Smartphone penetration in Australia is expected to reach 54 percent by end of this year, and more people are also using their mobile devices, rather than laptops and desktop computers, as basic tools to get connected. We’re also seeing a rise in usage of mobile payments in recent years. Even charity acts are facing this shift from crowdfunding (think SocialProject.PH) to micro-donations via mobile devices.
Shout For Good saw the gap in the market for an app to assist charities and for use at events, and hence launched its service as a micro-donation platform to fundraise for organizations. On top of monetary contributions, it also allows users to donate items often taken for granted, such as a cup of coffee, water, or even movie tickets, all for various causes.
After downloading the app and filling out personal details users can then start donating to causes of their choice – anytime, anywhere. The registration process seems to a little longer than that of other apps, but not without good reason – co-founder Jane Martino told Tech in Asia that during its testing phase, users raised concerns over using Facebook or Twitter sign-up mechanisms along with entering payment details. And according to eMarketer, out of 10 smartphone and tablet users, four are either extremely or very concerned about their sensitive information being stolen. It will be also adding in PayPal to better streamline the entire process.

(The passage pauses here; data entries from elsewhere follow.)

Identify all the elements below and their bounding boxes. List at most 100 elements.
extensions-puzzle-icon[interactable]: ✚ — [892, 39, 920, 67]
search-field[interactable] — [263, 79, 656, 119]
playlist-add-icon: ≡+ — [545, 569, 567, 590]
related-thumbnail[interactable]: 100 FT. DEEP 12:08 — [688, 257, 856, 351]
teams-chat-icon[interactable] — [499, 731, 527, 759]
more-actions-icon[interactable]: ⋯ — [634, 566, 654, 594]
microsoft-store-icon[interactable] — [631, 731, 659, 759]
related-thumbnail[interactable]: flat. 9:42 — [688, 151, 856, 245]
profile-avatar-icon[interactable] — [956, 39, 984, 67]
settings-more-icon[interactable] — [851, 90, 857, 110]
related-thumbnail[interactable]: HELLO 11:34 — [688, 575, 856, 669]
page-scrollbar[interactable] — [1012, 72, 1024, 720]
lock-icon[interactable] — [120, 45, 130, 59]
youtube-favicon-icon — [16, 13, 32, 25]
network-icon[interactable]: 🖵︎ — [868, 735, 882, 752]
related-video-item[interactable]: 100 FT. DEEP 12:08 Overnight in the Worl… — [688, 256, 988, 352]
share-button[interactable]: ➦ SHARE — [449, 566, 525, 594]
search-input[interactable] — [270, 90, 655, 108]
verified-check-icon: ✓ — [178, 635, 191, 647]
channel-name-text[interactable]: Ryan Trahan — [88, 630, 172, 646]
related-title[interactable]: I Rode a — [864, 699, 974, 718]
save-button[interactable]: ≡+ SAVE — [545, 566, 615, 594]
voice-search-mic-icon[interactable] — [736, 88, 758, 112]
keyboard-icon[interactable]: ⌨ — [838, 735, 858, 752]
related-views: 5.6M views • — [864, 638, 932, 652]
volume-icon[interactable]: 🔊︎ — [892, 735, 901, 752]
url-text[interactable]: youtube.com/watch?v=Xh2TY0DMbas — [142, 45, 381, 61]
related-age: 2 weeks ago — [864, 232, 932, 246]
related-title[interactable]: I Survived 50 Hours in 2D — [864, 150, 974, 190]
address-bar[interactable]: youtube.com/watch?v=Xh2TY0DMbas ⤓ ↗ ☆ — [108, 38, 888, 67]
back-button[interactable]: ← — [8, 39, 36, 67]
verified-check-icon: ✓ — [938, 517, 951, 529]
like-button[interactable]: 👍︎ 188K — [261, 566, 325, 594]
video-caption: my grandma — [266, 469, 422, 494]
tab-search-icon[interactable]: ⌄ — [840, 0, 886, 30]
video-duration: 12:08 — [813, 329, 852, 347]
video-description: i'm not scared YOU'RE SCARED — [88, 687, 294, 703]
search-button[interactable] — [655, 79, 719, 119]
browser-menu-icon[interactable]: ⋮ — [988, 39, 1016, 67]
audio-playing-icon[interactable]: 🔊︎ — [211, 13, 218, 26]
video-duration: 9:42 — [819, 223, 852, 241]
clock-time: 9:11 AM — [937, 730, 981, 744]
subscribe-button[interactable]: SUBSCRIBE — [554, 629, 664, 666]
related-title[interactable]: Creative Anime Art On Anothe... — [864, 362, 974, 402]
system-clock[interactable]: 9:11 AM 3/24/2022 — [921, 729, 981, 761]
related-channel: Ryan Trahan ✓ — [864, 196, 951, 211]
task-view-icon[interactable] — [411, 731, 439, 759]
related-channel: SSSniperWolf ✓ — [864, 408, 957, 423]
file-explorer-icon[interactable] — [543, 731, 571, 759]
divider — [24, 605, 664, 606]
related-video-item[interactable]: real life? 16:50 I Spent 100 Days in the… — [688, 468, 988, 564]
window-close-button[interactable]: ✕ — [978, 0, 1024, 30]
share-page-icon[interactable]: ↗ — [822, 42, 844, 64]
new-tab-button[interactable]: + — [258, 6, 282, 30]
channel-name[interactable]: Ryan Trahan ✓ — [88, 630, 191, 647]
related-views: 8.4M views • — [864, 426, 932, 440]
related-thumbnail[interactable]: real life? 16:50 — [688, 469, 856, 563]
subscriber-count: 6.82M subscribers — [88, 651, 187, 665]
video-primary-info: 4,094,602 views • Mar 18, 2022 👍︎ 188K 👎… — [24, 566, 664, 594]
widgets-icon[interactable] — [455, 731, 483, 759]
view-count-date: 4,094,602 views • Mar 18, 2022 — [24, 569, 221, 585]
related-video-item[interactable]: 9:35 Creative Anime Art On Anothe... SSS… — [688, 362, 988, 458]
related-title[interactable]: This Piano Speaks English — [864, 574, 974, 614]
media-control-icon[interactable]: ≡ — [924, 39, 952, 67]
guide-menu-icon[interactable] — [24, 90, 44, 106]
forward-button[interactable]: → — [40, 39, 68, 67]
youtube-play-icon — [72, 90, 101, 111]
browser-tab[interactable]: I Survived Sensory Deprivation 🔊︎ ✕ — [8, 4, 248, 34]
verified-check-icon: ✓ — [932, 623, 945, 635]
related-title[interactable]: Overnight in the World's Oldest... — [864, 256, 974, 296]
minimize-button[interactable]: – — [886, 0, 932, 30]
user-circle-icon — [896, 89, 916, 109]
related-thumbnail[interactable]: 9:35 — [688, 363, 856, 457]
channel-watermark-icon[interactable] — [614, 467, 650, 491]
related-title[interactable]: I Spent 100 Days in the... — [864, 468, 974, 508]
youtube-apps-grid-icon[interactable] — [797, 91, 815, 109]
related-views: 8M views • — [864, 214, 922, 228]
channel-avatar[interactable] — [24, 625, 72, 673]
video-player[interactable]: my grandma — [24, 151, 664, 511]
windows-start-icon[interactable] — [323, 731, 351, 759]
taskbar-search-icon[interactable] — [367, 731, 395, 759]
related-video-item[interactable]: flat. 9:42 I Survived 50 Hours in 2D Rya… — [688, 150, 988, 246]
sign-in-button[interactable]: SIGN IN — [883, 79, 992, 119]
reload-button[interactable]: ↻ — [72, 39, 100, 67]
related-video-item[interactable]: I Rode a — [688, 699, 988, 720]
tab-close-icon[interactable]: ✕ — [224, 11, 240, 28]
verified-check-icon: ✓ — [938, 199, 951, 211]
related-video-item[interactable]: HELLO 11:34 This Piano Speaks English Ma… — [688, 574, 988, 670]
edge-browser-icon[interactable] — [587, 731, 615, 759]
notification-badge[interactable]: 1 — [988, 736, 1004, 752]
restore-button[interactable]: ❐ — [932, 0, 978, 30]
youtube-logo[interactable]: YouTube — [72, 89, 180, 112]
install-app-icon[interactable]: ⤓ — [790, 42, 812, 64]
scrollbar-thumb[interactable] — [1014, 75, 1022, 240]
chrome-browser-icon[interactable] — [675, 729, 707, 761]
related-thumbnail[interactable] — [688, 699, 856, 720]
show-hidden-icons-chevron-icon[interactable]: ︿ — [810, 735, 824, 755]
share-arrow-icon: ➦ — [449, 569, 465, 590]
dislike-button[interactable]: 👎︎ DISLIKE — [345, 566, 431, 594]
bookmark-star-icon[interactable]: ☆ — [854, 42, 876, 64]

Six weeks into its launch, Shout For Good already has 60,000 downloads, with the majority of users between ages 25 to 40 years old. It has been gaining user traction out of Australia, as its system is able to take in donations from the United States, United Kingdom, and New Zealand. It currently has over 50 causes with approximately 20 finalizing details.
Shout For Good will also be looking for partners and staff in other regions in the upcoming six to 12 months, on top of gathering community groups, such as schools and sporting clubs onto the app.
Jane also tells us that the 6.5 percent administrative fee collected is included in the donation itself. She also shares the inspiration and vision behind Shout:
The idea stemmed from [co-founder] Matt Martino’s direct work with Melbourne-based charity Lighthouse Foundation that, although the organization works with homeless youth, has very few youthful donors! It has similar challenges to many not-for-profits – the world’s new breed of donors aged 18 to 40 year olds want to donate in a different way, be given choice and donate on the run or when prompted by a particular event or activity.
Jane says to ‘Shout’ someone is a very Australian term that represents helping out a mate or paying for a friend’s drink or coffee. The team extends that generous idea to helping great causes. Over time, they hope to demonstrate that a large number of people giving small amounts more often can result in something meaningful.